My (admittedly quick) glance at The Federalist (#69 and #74), doesn't help much. In #69, Hamilton concerns himself with plots for a military seizure of power, which is no longer necessary in an executive that commands a powerful standing army and security establishment. In #74, Hamilton is more concerned with Shays's Rebellion, which had after all helped prompt the Constitutional Convention, and focuses on the President's authority to pardon rebels as a tool for restoring domestic peace. (Hamilton is responding to the argument that the President should need at least one house of Congress to confirm pardons, and points to the Shays's Rebellion pardons as evidence for the benefits of the power to assure a speedy pardon.) You can say that the Framers did not quite plan for this situation, or perhaps more accurately you can say that the Framers gave Congress impeachment power to deal with it. But only the impeachment power.

So what happens if Trump decides to pardon his own confederates who are facing criminal charges for their work on his campaign? What if he pardons Kushner? Or what if he pardons Flynn and Manafort (both of whom are more likely to turn cooperating witness, because they're not related to Trump and might be looking at serious prison time)? Does he have the legal power to do that? The most likely answer is that he has the power, because it's one of the powers of his office, but using it would be a crime.

How can this be? Because doing something that is otherwise perfectly legal can become a crime when it is done to obstruct justice. Trump has the legal right to fire the FBI Director; firing the FBI Director to stop an investigation into his own advisers is obstruction of justice. Trump has the right to pardon federal criminals; pardoning one of his own flunkies to keep the flunky from testifying against Trump is criminal obstruction.

Put it this way: it is legal for me to buy a house. It is legal for me to pay more than asking price for a house (in fact, in some housing markets you have to). And it is legal to buy the District Attorney's house if he's selling it; public servants have to be allowed to sell their homes, too.
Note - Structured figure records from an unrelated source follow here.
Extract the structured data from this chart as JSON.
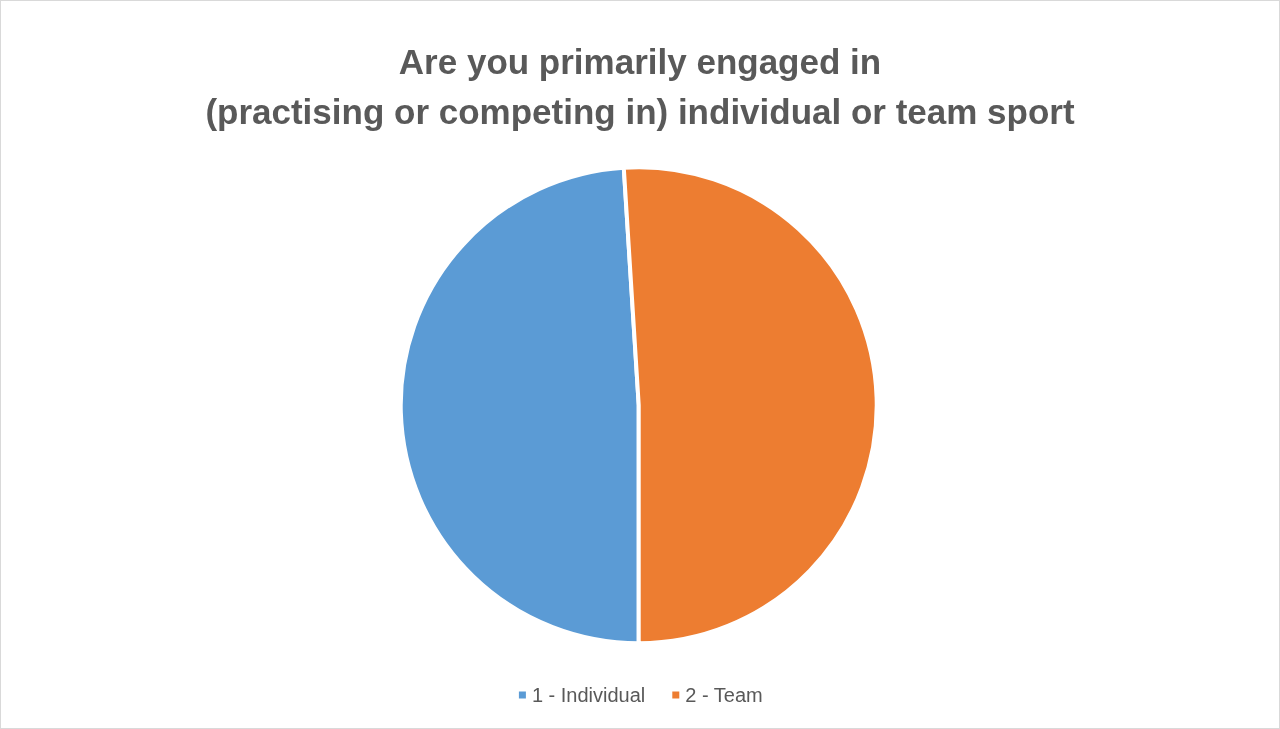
{
  "chart_data": {
    "type": "pie",
    "title": "Are you primarily engaged in\n(practising or competing in) individual or team sport",
    "categories": [
      "1 - Individual",
      "2 - Team"
    ],
    "values": [
      49,
      51
    ],
    "colors": [
      "#5b9bd5",
      "#ed7d31"
    ],
    "legend": "bottom"
  }
}
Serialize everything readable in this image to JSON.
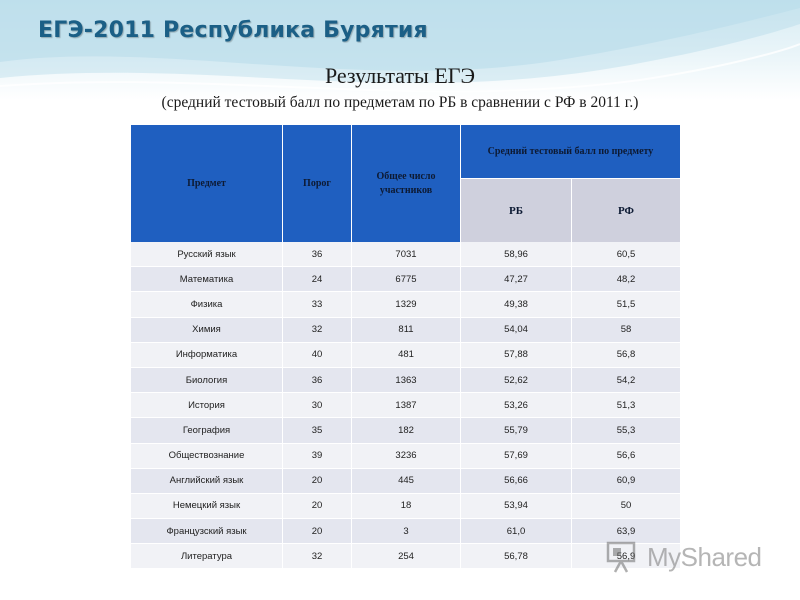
{
  "slide": {
    "title": "ЕГЭ-2011 Республика Бурятия",
    "heading": "Результаты ЕГЭ",
    "subheading": "(средний тестовый балл по предметам по РБ в сравнении с РФ в 2011 г.)"
  },
  "table": {
    "headers": {
      "subject": "Предмет",
      "threshold": "Порог",
      "participants": "Общее число участников",
      "avg_group": "Средний тестовый балл по предмету",
      "rb": "РБ",
      "rf": "РФ"
    },
    "rows": [
      {
        "subject": "Русский язык",
        "threshold": "36",
        "participants": "7031",
        "rb": "58,96",
        "rf": "60,5"
      },
      {
        "subject": "Математика",
        "threshold": "24",
        "participants": "6775",
        "rb": "47,27",
        "rf": "48,2"
      },
      {
        "subject": "Физика",
        "threshold": "33",
        "participants": "1329",
        "rb": "49,38",
        "rf": "51,5"
      },
      {
        "subject": "Химия",
        "threshold": "32",
        "participants": "811",
        "rb": "54,04",
        "rf": "58"
      },
      {
        "subject": "Информатика",
        "threshold": "40",
        "participants": "481",
        "rb": "57,88",
        "rf": "56,8"
      },
      {
        "subject": "Биология",
        "threshold": "36",
        "participants": "1363",
        "rb": "52,62",
        "rf": "54,2"
      },
      {
        "subject": "История",
        "threshold": "30",
        "participants": "1387",
        "rb": "53,26",
        "rf": "51,3"
      },
      {
        "subject": "География",
        "threshold": "35",
        "participants": "182",
        "rb": "55,79",
        "rf": "55,3"
      },
      {
        "subject": "Обществознание",
        "threshold": "39",
        "participants": "3236",
        "rb": "57,69",
        "rf": "56,6"
      },
      {
        "subject": "Английский язык",
        "threshold": "20",
        "participants": "445",
        "rb": "56,66",
        "rf": "60,9"
      },
      {
        "subject": "Немецкий язык",
        "threshold": "20",
        "participants": "18",
        "rb": "53,94",
        "rf": "50"
      },
      {
        "subject": "Французский язык",
        "threshold": "20",
        "participants": "3",
        "rb": "61,0",
        "rf": "63,9"
      },
      {
        "subject": "Литература",
        "threshold": "32",
        "participants": "254",
        "rb": "56,78",
        "rf": "56,9"
      }
    ]
  },
  "watermark": {
    "text": "MyShared",
    "icon": "presentation-board-icon"
  },
  "colors": {
    "header_blue": "#1f5fc0",
    "subheader_gray": "#cfd0dd",
    "title_blue": "#1b5f86",
    "row_odd": "#e4e6ef",
    "row_even": "#f1f2f6"
  }
}
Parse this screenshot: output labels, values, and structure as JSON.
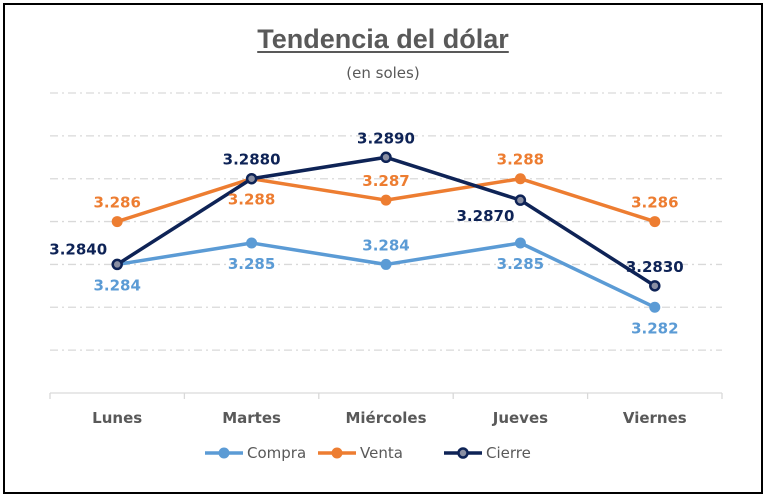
{
  "chart_data": {
    "type": "line",
    "title": "Tendencia del dólar",
    "subtitle": "(en soles)",
    "categories": [
      "Lunes",
      "Martes",
      "Miércoles",
      "Jueves",
      "Viernes"
    ],
    "ylim": [
      3.278,
      3.292
    ],
    "grid": true,
    "legend": "bottom",
    "series": [
      {
        "name": "Compra",
        "color": "#5b9bd5",
        "values": [
          3.284,
          3.285,
          3.284,
          3.285,
          3.282
        ],
        "labels": [
          "3.284",
          "3.285",
          "3.284",
          "3.285",
          "3.282"
        ],
        "label_pos": [
          "below",
          "below",
          "above",
          "below",
          "below"
        ]
      },
      {
        "name": "Venta",
        "color": "#ed7d31",
        "values": [
          3.286,
          3.288,
          3.287,
          3.288,
          3.286
        ],
        "labels": [
          "3.286",
          "3.288",
          "3.287",
          "3.288",
          "3.286"
        ],
        "label_pos": [
          "above",
          "below",
          "above",
          "above",
          "above"
        ]
      },
      {
        "name": "Cierre",
        "color": "#0e2356",
        "values": [
          3.284,
          3.288,
          3.289,
          3.287,
          3.283
        ],
        "labels": [
          "3.2840",
          "3.2880",
          "3.2890",
          "3.2870",
          "3.2830"
        ],
        "label_pos": [
          "above-left",
          "above",
          "above",
          "below-left",
          "above"
        ]
      }
    ]
  }
}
BUT, if I am under investigation by the District Attorneys office and I then offer to buy his house for, say, $100,000 more than the asking price (this is Cleveland; in San Francisco say a million over asking price) then it's attempted bribery and obstruction. Everything I did was legal, but I did it in order to obtain an illegal result. That is how the pardon power works, too. Chris Christie has the legal power to pardon criminal offenses in New Jersey; if he pardoned all of his own aides involved in Bridgegate, that's a new crime, because he would obviously be obstructing justice.

So if Donald Trump tries to squelch the Russia investigation by firing more investigators, or by pardoning his personal aides who are under investigation, that is obstruction and pretty clearly illegal. But the only remedy would be for Congress to impeach him.